A COUNCIL-backed plan to upgrade the Dursey cable car is set to go ahead after objections to the plans were withdrawn at oral hearing held in Glengarriff last week.
The proposed Dursey Cable Car and Visitor Centre Development will involve the construction of two new cable cars – increasing carrying capacity from six to eight passengers – an expanded mainland car park, a mainland visitor interpretation centre, shop and mainland café and a sheltered waiting area.
Daniel O’Sullivan and his sister Anne O’Sullivan, both of Kilough West, Cahermore, Beara, objected to the compulsory purchase order (CPO) that would lead to a the widening of a road next to a derelict cottage, registered in their late parents’ names.
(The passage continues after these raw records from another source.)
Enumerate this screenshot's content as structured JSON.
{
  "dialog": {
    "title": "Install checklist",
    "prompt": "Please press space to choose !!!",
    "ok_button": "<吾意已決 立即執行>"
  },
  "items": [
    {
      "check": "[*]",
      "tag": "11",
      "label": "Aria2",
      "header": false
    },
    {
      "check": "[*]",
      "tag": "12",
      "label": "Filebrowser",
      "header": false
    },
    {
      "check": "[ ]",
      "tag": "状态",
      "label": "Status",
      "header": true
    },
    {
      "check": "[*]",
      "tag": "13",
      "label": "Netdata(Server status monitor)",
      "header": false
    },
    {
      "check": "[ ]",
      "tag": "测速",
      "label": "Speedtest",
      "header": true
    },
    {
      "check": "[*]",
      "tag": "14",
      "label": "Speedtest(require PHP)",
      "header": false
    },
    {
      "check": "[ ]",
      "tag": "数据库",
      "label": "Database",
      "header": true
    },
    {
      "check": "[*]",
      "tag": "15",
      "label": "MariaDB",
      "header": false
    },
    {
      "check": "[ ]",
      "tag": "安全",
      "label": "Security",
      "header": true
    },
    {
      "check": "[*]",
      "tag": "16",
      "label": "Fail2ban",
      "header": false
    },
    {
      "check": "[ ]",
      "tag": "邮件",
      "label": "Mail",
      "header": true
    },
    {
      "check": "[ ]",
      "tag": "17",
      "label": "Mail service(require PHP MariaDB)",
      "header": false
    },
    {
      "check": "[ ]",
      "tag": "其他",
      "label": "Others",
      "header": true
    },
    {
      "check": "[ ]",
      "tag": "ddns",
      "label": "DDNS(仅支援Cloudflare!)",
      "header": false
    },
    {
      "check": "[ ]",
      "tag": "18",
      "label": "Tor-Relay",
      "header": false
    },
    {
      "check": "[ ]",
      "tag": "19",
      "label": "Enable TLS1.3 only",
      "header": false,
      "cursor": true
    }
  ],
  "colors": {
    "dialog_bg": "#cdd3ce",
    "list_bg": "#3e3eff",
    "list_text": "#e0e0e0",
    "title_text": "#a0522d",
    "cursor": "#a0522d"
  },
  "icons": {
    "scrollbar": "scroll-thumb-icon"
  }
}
Daniel said that the dwelling has been in his family for generations and he had future plans for the dwelling for a family member. Anne said she had not received a CPO notice and that the proposed works would affect the value of her property.
Before proceedings even commenced, An Bord Pleanála inspector and chair of the hearing, Patricia Calleary said that both parties, the O’Sullivans and representatives from Cork County Council, had sought time to discuss the matter.
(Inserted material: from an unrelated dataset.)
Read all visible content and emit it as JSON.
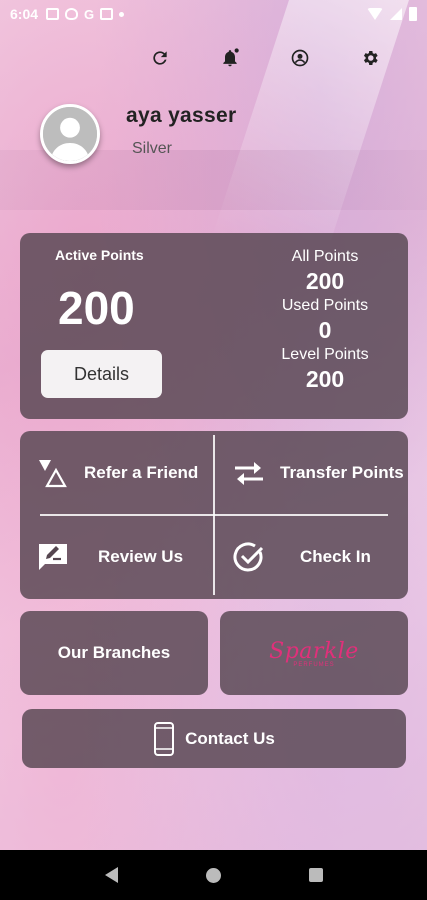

When proceedings re-commenced, solicitor Ray Hennessy – representing the O’Sullivans – said that they had come to a compromise ‘contingent on something being implemented in the future.’ However, Patricia Calleary said any withdrawal of an objection had to be unconditional.
Following another brief discussion between the parties, Mr Hennessy said his clients wished to withdraw their objections and he read their letters of withdrawal into the record.